Sep 22nd, 2008 by MESH

From Alan Dowty

The Olmert era in Israeli politics is drawing to a close. Faced by no fewer than five ongoing investigations for various improprieties, the prime minister was forced to call new elections for leadership of his own Kadima party. By a surprisingly slim margin of less than one percent, Foreign Minister Tzipi Livni edged out the more hawkish Shaul Mofaz, transport minister and former chief of staff and minister of defense, and will try to form a new government coalition.

One of the puzzles of Israeli politics has always been the weakness of the center. The electoral system, with pure party-list proportional representation and a threshold of only two percent, guarantees the proliferation of parties. And, as elsewhere, Israeli public opinion clusters around the center. Yet centrist parties have never gained traction in the system; typically they made an initial splash (in 1977, 1999, and 2003), and then faded from the scene before the next election.

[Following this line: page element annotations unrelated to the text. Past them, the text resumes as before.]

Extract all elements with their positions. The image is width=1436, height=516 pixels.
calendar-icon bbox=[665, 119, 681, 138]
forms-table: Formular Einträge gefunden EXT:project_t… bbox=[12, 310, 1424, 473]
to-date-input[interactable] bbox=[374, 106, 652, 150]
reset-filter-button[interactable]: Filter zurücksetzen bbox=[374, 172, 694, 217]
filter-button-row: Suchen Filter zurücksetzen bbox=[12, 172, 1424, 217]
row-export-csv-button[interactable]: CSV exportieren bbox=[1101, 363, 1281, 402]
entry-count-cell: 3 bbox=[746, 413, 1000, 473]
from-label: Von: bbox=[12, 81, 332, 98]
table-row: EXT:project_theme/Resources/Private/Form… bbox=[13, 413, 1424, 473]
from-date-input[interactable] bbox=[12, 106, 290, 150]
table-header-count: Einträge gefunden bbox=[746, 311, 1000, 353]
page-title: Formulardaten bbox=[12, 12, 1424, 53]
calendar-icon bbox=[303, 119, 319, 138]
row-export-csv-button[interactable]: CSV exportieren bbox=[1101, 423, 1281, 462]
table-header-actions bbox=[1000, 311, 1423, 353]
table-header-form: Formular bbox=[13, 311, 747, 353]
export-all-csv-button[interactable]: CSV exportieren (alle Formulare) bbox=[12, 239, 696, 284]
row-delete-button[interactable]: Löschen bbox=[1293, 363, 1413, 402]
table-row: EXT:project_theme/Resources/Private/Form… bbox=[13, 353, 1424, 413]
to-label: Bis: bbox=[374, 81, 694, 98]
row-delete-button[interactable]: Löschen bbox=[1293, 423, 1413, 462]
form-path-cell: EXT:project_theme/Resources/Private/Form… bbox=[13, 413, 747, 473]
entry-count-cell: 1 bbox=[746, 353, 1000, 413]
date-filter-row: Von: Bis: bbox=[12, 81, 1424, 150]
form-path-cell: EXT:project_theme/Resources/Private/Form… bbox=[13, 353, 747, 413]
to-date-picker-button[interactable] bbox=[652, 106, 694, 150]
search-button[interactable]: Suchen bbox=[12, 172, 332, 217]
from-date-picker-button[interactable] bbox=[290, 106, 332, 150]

The odds would seem to be against Kadima escaping this historical pattern. The party was formed around a dominant personality, Ariel Sharon, who then disappeared from the scene in the midst of the 2006 election campaign. Initially projected to win an astonishing 30-40 seats of the 120 in the Knesset, the party under Olmert managed to pull through the election with 29 seats, still the largest single party and, by virtue of its centrality, the dominant force in Israeli government. But with the double debacle of 2006-07—the inglorious war with Hezbollah and the Hamas takeover of Gaza—plus the growing sleaze factor, Kadima was sagging badly in the polls and seemed destined to go the way of its predecessors. Many or most of its voters, who came from Likud on the right, seemed set to return to Likud.

But the change in leadership may give Kadima a new lease on life. Livni enjoys considerable personal popularity, based in part on an image of squeaky-clean integrity—a great advantage in a political climate where (beyond Olmert) four cabinet ministers and eight other Knesset members are under investigation for various alleged misdeeds. Polls indicated that she alone, of potential Kadima leaders, might be able to defeat Likud’s Netanyahu in the next elections.

Livni will have 42 days to form a new government. This will not be an easy task, but it is made somewhat easier by the fact that all four present coalition partners—Kadima, Labor, the Pensioners’ Party, and the Sephardi ultra-orthodox Shas—would, according to current projections, lose seats in new elections. Nevertheless, Shas in particular is expected to demand a high price, including a commitment to non-compromise on Jerusalem that would severely handicap ongoing negotiations with the Palestinians (not that these negotiations have any immediate prospect of going anywhere). To offset the demands of Shas, Livni will talk with Meretz on the left and even toy with other parties on the right.

New elections are due in mid-2010 in any event, but should Livni fail to form a government, a new Knesset would be elected in February or March 2009. A Teleseker poll from September 10 has Likud at 29 seats and Kadima under Livni at 25 seats (Kadima under Mofaz would have won only 17 seats, a decisive argument for Livni in the party primary). Thus, under Livni, Kadima does seem to have a fair shot at coming in first again and remaining the vital central force without which no government could be formed. But the same poll showed other right-wing and religious parties gaining a combined 34 seats, demonstrating the equal or greater likelihood that Netanyahu could form a narrow right-religious coalition, leaving Kadima in the political wilderness—which would probably be the death knell for the party. Once again, the survival of a strong center in Israeli politics hangs in the balance.

In the meantime, should Livni become prime minister even temporarily, Israel would apparently become the first nation to have women simultaneously at the head of all three branches of government—Dalia Itzik being speaker of the Knesset and Dorit Beinisch president of the Supreme Court.